I think Fukt’s interest in prosopagnosia stems from the ways in which facial recognition empowers artists: Most people will never stop to wonder why they find the arrangement of eyes, nose and mouth so compelling and distinctive, and that leaves a huge amount of space for abstraction and experimentation. These basic elements can be manipulated and rearranged in almost infinite formations, and throughout the issue Fukt presents a range of artworks that push the definition of what could be considered a face.
For example there are the sexual, abstract assemblies of eyes, noses and mouths in Balint Zsako’s paintings.
Or the sparse, lonely landscapes by Wanda Koop, which bring to mind one of Carlotta’s thoughts: “My definition of a face is different from that of my fellow human beings. For me, a face is something that has a head shape. What happens inside this shape is completely irrelevant for me.”

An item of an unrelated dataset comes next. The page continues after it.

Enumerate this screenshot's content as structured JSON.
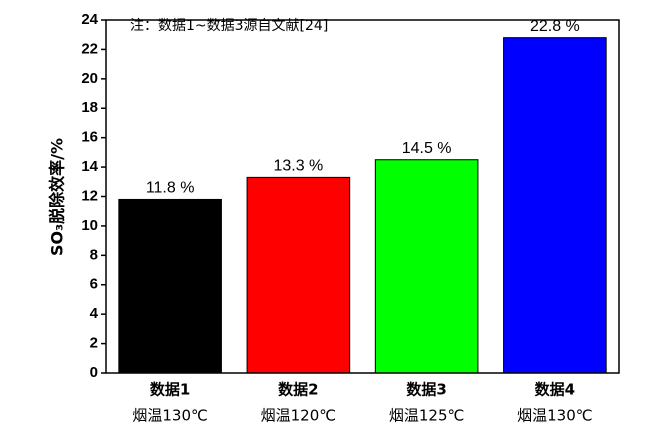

The intricately detailed drawings by Ofobuike Okudoh carry an almost elemental sense of chaos and disorder.
And Skye Volmar’s puckering, bulging compositions are inspired by, “the smeared remnants of makeup wiped from her face”, and reflect upon, “her experience as a racialized Black woman in the United States.”
I think it’s in these more abstract, more unusual images that Fukt is at its most interesting, exploring and expanding upon our understanding of what a face actually is, and revealing to us the overlooked superpower of facial recognition that most of us carry around with us.